Remove-csv-duplicates NPM

CSV Duplicate Remover

A simple and versatile Node.js script to remove duplicate entries from a CSV file based on a specific column. It includes a progress bar to visually track the processing and utilizes the command line for easy input.

CSV Duplicate Remover - Table of Contents - Features - Requirements - Installation - Dependencies - Usage - Contributing - License

Features

CSV Input: Accepts a CSV file with any number of columns.
Duplicate Removal: Removes duplicate entries based on the specified column.
User-Friendly CLI: Asks for the input file, output file, and target column via the command line.
Progress Bar: Shows a progress bar during processing.
Validation: Checks if the input file is a CSV file.

Requirements

Node.js
npm

Installation

Run the following command in your project to install the necessary dependencies:

npm install remove-csv-duplicates

This will install all the dependencies declared in the package.json file.

In your project's package.json file, add the following line to the scripts section:

"remove-duplicates": "node ./node_modules/remove-csv-duplicates/remove-csv-duplicates.js"

Dependencies

Usage

To run the script, simply execute the following command in the directory containing the script:

npm run remove-duplicates

The script will then prompt you for the input file name (must be a .csv file), output file name, and the column to parse for removing duplicates.

The input file name can be a relative or absolute path.

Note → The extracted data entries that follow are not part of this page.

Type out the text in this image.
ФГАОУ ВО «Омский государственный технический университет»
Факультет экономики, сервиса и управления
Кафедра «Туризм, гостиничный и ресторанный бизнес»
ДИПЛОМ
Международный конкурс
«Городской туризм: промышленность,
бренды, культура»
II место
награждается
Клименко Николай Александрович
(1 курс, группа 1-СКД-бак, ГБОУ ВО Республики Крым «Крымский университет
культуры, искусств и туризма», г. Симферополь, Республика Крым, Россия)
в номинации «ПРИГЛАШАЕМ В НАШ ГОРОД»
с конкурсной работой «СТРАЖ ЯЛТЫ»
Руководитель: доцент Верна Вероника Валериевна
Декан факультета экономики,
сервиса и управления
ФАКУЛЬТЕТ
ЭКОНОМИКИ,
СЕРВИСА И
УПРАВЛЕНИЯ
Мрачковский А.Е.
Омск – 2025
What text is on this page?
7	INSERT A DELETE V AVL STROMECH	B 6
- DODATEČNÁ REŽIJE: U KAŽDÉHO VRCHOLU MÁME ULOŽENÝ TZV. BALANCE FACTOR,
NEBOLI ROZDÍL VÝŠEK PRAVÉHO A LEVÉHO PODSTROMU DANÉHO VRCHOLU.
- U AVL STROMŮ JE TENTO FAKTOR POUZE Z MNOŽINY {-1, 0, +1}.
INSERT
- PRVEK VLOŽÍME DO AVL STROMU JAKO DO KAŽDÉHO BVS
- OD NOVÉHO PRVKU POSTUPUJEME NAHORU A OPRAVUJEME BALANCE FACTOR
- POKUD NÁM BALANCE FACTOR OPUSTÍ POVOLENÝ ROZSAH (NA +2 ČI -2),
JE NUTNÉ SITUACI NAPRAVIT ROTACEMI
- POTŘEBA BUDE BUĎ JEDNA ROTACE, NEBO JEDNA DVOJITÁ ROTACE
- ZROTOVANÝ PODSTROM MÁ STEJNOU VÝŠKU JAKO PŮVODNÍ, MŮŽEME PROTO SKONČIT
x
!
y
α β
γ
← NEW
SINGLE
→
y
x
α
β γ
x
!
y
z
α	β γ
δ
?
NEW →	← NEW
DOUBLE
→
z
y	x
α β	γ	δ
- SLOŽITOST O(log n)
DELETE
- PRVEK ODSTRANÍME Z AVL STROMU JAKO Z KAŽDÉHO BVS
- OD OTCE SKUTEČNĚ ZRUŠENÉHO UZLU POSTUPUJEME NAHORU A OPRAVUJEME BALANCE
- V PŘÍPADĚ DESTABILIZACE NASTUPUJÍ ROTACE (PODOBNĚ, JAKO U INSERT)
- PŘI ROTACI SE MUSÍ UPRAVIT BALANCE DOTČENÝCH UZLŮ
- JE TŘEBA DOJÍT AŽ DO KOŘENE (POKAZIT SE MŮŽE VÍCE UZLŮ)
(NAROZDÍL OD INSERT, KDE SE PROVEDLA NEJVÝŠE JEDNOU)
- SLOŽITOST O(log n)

If the file is in the same directory as the script, you can simply enter the file name. Otherwise, you must enter the relative or absolute path to the file. For example, if the file is in a subdirectory called data, you can enter data/file.csv or ./data/file.csv. If the file is in a parent directory, you can enter ../file.csv.

The output file name can be a relative or absolute path. If the file is in the same directory as the script, you can simply enter the file name. Otherwise, you must enter the relative or absolute path to the file. For example, if you want to save the file in a subdirectory called output, you can enter output/file.csv or ./output/file.csv. If you want to save the file in a parent directory, you can enter ../file.csv.

The column to parse for removing duplicates must be a valid column name in the CSV file. The script will display the column names in the CSV file and prompt you to enter the column name. The column name is case-sensitive.